Yesterday I went to see the excellent Frida Kahlo exhibition at the Tate Modern. I've been to the Tate a few times before, but never from home, always after work, so I used the delightful Jubilee Line from Waterloo to go to Southwark. Having never been that way before I discovered that if I followed some orange lamp posts I would be guided through the back streets to the Tate Modern.
This was brill as I would have gone a completely different but longer route if I'd used an A-Z or streetmap. On the reverse of the lamp post were arrows pointing you back to Southwark - or "South Walk" as an American at the Tate pronounced it. I wish there were more lamp posts like this dotted round London giving you the fastest routes to tube stations. There are plenty of lamp posts around, so why aren't more of them used for guidance or advertising?
For once, I was early to meet my friend (who amazingly was late) so I had a bit of time to kill and wandered into one of the shops at the gallery. So imagine my surprise to see nestled amongst the London books - One Stop Short of Barking - Uncovering the London Underground - which I helped to research for my friend.
Even more surprising was to see someone pick it up and start flicking through it. "Buy it, buy it, buy it", I willed.

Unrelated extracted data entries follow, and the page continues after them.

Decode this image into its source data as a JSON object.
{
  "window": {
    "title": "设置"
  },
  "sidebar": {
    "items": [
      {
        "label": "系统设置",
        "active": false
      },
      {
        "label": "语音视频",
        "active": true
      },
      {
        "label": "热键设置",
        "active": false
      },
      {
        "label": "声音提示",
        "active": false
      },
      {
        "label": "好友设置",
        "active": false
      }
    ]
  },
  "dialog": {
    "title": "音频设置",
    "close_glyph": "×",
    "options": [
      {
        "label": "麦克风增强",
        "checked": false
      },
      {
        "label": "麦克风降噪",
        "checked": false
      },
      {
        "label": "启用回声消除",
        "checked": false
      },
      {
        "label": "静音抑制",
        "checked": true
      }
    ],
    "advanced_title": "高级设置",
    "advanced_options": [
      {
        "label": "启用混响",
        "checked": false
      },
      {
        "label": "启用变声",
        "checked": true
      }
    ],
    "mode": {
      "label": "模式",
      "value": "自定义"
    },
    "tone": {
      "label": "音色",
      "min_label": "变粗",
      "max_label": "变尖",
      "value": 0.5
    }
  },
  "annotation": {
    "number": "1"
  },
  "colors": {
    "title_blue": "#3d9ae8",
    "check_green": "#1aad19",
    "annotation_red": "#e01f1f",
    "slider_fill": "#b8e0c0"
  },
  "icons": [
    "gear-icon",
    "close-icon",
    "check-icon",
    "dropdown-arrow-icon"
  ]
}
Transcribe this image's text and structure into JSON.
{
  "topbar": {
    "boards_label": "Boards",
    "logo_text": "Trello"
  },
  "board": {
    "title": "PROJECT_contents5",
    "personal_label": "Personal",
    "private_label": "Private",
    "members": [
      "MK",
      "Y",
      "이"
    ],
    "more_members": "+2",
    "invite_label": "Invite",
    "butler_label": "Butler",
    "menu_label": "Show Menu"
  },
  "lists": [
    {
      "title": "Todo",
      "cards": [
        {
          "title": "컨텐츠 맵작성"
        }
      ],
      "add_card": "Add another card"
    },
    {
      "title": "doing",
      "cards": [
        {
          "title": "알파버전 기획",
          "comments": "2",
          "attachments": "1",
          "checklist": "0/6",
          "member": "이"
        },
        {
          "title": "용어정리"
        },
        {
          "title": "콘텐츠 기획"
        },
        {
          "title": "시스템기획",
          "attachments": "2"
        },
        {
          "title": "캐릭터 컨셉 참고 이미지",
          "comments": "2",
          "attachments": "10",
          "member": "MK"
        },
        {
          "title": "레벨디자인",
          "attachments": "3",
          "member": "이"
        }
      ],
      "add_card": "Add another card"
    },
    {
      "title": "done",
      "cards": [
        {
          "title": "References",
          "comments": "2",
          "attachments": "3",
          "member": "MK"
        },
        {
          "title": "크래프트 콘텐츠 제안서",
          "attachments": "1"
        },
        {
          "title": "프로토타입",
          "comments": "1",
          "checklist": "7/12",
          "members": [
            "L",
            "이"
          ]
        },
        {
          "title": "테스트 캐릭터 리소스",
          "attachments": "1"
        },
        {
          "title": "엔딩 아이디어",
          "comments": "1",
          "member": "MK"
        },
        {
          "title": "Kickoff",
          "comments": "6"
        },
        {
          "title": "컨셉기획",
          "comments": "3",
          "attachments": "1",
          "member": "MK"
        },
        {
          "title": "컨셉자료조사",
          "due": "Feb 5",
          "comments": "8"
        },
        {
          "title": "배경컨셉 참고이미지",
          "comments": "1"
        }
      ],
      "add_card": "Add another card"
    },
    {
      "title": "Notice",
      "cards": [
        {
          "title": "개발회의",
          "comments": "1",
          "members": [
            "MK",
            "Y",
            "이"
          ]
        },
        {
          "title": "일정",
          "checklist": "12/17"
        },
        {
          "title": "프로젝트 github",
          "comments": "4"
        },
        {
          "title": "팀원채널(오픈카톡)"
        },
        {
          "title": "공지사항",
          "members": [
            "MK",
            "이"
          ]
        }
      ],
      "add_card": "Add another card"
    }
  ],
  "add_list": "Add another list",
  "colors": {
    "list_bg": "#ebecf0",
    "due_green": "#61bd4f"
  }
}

After five minutes of nosing through, he put it down and left - D'OH.
Anyway, to pay homage to Frida Kahlo, here's a picture from the show (The Bus 1929) that wouldn't look out of place on a commuting blog like this. I'm sure she wasn't a regular bus commuter (particularly as she was badly injured and almost died in a bus crash when she was young), but to me it's a nice mix of the variety of commuters in Mexico.
However, if you want the arty notes "she satirises the class divisions of Mexican society, portraying different types as they ride on the bus. The lower-middle class matron, the proletarian worker in blue overalls, the Indian mother with her infant, the capitalist gringo with a bulging money bag, all line up for our scrutiny. The modern young woman at the end of the bench could be taken for Kahlo herself."